В то утро в Канфаре было необычно пустынно. Всю ночь выла буря, и даже кормившиеся у кораблей, отчаявшись получить работу, разбрелись кто куда. Только один страж, проклиная непогоду, вынужден был остаться в продуваемой всеми ветрами гавани. Он и встретил подплывшую к молу гаулу и подхватил брошенный ему с борта канат. Ловко накинув петлю на каменный столбик и крепко затянув ее, страж повернулся спиною к морю, достал из-под полы гиматия лепешку и принялся ее жевать.
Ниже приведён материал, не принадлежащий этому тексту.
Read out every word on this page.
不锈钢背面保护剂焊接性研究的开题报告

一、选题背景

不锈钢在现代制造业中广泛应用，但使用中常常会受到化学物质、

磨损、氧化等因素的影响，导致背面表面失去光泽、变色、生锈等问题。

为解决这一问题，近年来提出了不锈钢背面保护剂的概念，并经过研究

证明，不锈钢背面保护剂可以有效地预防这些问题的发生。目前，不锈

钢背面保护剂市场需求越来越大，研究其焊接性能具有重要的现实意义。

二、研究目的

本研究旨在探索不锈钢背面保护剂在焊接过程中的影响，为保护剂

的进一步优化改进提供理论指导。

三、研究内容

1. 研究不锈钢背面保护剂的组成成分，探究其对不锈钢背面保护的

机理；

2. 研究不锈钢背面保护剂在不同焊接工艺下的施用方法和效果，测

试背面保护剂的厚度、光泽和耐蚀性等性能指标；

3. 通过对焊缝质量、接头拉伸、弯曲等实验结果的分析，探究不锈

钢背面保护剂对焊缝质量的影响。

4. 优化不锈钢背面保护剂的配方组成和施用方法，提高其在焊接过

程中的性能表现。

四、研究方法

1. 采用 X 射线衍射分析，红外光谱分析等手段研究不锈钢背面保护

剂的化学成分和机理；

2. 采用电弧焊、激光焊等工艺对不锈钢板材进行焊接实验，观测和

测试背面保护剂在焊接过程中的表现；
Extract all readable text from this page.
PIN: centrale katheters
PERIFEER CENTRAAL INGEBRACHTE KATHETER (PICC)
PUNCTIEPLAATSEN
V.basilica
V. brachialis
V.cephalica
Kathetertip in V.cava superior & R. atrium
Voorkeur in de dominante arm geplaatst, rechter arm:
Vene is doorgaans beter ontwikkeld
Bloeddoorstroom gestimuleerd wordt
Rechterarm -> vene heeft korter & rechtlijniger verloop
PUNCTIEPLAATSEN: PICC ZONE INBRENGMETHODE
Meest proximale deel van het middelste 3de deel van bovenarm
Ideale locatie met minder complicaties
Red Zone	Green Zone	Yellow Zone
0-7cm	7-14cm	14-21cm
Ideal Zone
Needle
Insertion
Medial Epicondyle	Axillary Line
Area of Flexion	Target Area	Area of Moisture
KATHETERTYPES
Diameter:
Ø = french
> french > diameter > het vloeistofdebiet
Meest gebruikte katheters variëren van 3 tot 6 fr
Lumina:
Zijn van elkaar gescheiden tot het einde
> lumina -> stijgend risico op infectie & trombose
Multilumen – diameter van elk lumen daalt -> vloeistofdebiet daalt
По сходням, балансируя руками, спускался человек в развевающемся плаще. Судя по покрою и раскраске одеяния, чужеземец был финикийцем, но внешне ничем не отличался от эллина: белолицый, светловолосый, высокого роста. Спустившись на землю, незнакомец коснулся ее рукой и пробормотал какие-то слова, видимо, молитву богам.

Обойдя стража и окинув его взглядом, он проговорил по-эллински с заметным акцентом:

– Ну и дела! От Карфагена до Сиракуз тащились четверо суток на веслах. За мысом Мал ей подхватил Ливиец и понес на север. Это, конечно, не Кос.

– Ты в Пирее! – проговорил страж, продолжая жевать.

– Вот видишь! И я снова не могу встретиться с Гиппократом.

– Ты заболел?

– Нет. Я сам врачеватель, или, как называете вы, эллины, асклепиад. Но у нас бог-целитель не Асклепий, а Резеф.